The chromosomal aberration test (Dr. Th. Hertner, 1992) was performed according to OECD TG 473 to investigated for clastogenic (chromosome-damaging) effects on Chinese hamster ovary cells in vitro with and without extrinsic metabolic activation (S9). 39.06, 78.13 and 156.25 μg/ml were applied in the test without S9 and 78.13, 156.25 and 312.5 μg/ml were applied in the test with S9. In both the experiments performed without and with metabolic activation no significant increase in the number of metaphases containing specific chromosomal aberrations was observed. The incidence of aberrant cells was within the historical control range at all doses assessed.
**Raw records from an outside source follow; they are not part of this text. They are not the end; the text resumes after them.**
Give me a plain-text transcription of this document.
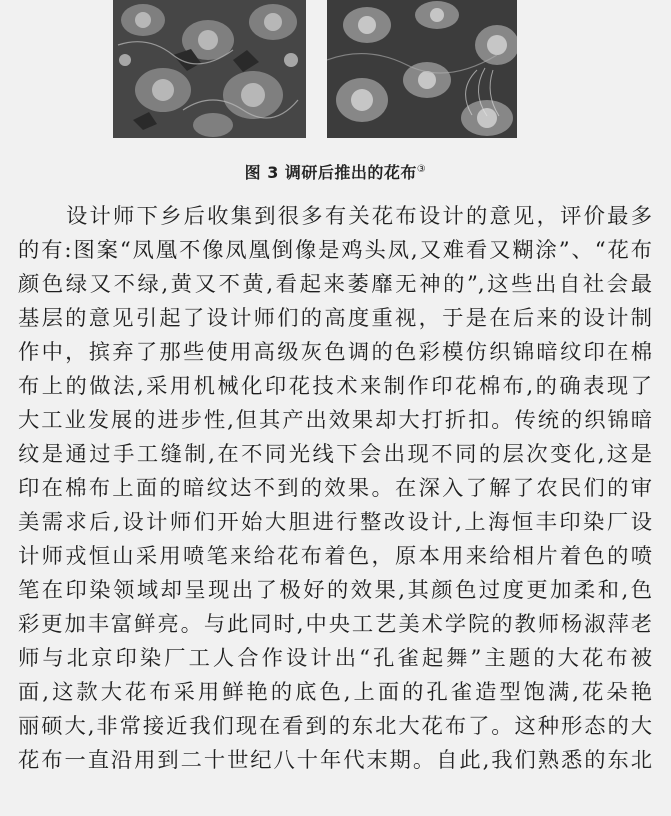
图 3 调研后推出的花布③
设计师下乡后收集到很多有关花布设计的意见，评价最多
的有:图案“凤凰不像凤凰倒像是鸡头凤,又难看又糊涂”、“花布
颜色绿又不绿,黄又不黄,看起来萎靡无神的”,这些出自社会最
基层的意见引起了设计师们的高度重视，于是在后来的设计制
作中，摈弃了那些使用高级灰色调的色彩模仿织锦暗纹印在棉
布上的做法,采用机械化印花技术来制作印花棉布,的确表现了
大工业发展的进步性,但其产出效果却大打折扣。传统的织锦暗
纹是通过手工缝制,在不同光线下会出现不同的层次变化,这是
印在棉布上面的暗纹达不到的效果。在深入了解了农民们的审
美需求后,设计师们开始大胆进行整改设计,上海恒丰印染厂设
计师戎恒山采用喷笔来给花布着色，原本用来给相片着色的喷
笔在印染领域却呈现出了极好的效果,其颜色过度更加柔和,色
彩更加丰富鲜亮。与此同时,中央工艺美术学院的教师杨淑萍老
师与北京印染厂工人合作设计出“孔雀起舞”主题的大花布被
面,这款大花布采用鲜艳的底色,上面的孔雀造型饱满,花朵艳
丽硕大,非常接近我们现在看到的东北大花布了。这种形态的大
花布一直沿用到二十世纪八十年代末期。自此,我们熟悉的东北
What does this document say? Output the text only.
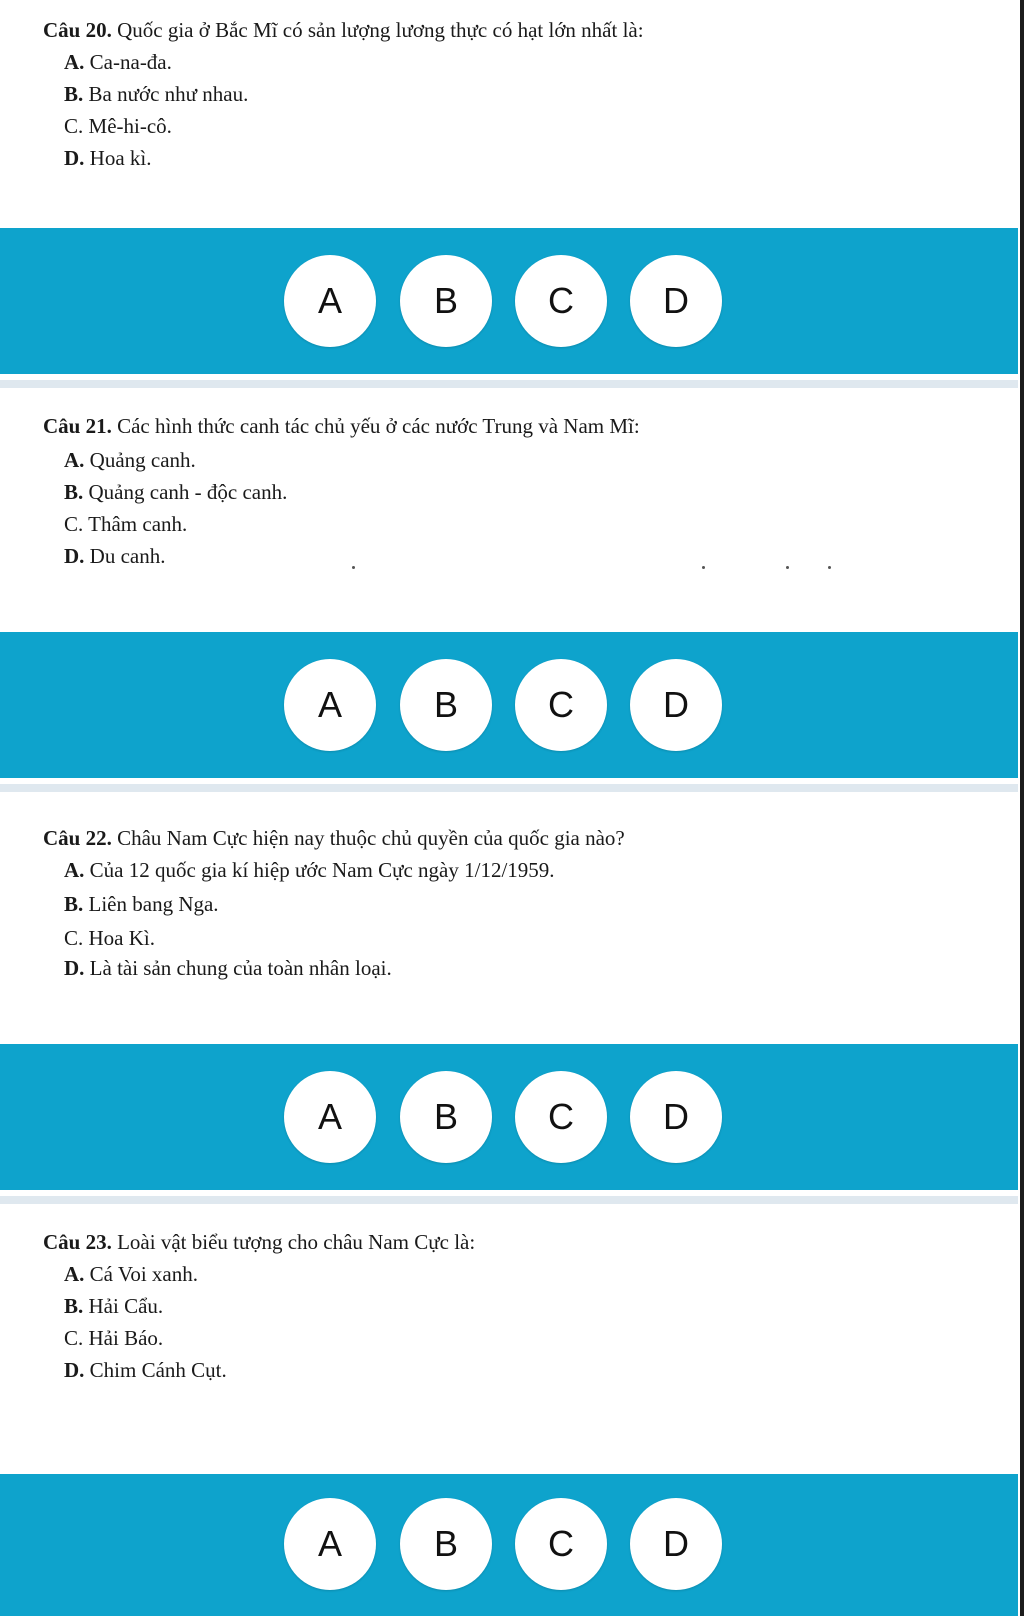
Câu 20. Quốc gia ở Bắc Mĩ có sản lượng lương thực có hạt lớn nhất là:
A. Ca-na-đa.
B. Ba nước như nhau.
C. Mê-hi-cô.
D. Hoa kì.
A	B	C	D
Câu 21. Các hình thức canh tác chủ yếu ở các nước Trung và Nam Mĩ:
A. Quảng canh.
B. Quảng canh - độc canh.
C. Thâm canh.
D. Du canh.
A	B	C	D
Câu 22. Châu Nam Cực hiện nay thuộc chủ quyền của quốc gia nào?
A. Của 12 quốc gia kí hiệp ước Nam Cực ngày 1/12/1959.
B. Liên bang Nga.
C. Hoa Kì.
D. Là tài sản chung của toàn nhân loại.
A	B	C	D
Câu 23. Loài vật biểu tượng cho châu Nam Cực là:
A. Cá Voi xanh.
B. Hải Cẩu.
C. Hải Báo.
D. Chim Cánh Cụt.
A	B	C	D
Therefore, it can be concluded that no clastogenic effects was observed in chinese hamster ovary cells in vitro treated with the test substance under the test condition.


 


In a GLP-compliant mammalian cell gene mutation assay, tested according to OECD guideline 476, Chinese hamster V79 cells were exposed to the test substance with and without metabolic activation and the potential to induce mutations at the HPRT locus was assessed. The selection of the concentrations was based on data from the pre-experiments. Experiment I with and without metabolic activation and experiment II with metabolic activation were performed as a 4h short-term exposure assay. Experiment II without metabolic activation was performed as 20h long time exposure assay. The following concentrations were used. Experiment I without metabolic activation: 7.4, 18.6, 37.2, 74.4, 186.0, 372.0, 446.4, and 520.8 µg/mL; Experiment I with metabolic activation: 25, 50, 100, 250, 500, 1000, 1750, 2500, 3750, and 5000 µg/mL; Experiment II without metabolic activation: 50, 100, 200, 400, 600, 800, 1000, 1200, 1800, and 2000 µg/mL; Experiment II with metabolic activation: 35, 70, 150, 300, 600, 800, 1000, 4000, and 5000 µg/mL. No precipitation was noted in the experiments. Biologically relevant growth inhibition was observed in experiment I and II with and without metabolic activation. In experiment I without metabolic activation the relative growth was 11.2 % for the highest concentration (520.8 µg/mL) evaluated. The highest biologically relevant concentration evaluated with metabolic activation was 5000 µg/mL with a relative growth of 21.6 %. In experiment II without metabolic activation the relative growth was 10.2 % for the highest concentration (2000 µg/mL) evaluated. The highest concentration evaluated with metabolic activation was 5000 µg/mL with a relative growth of 19.2 %. In both experiments no biologically relevant increase of mutants was found after treatment with the test item (with and without metabolic activation). No dose-response relationship was observed. The positive controls showed distinct biologically relevant effects in mutation frequency. In conclusion, the test substance is considered to be non-mutagenic in the HPRT locus using V79 cells of the Chinese hamster.


 


All the test results above indicated no genotoxicity potential for the test substance.

Justification for classification or non-classification

Based on the findings of the genetic toxicity studies, the test substance does not considered to be classified according to the EU Classification, Labelling and Packaging of Substances and Mixtures (CLP) Regulation (EC) No. 1272/2008.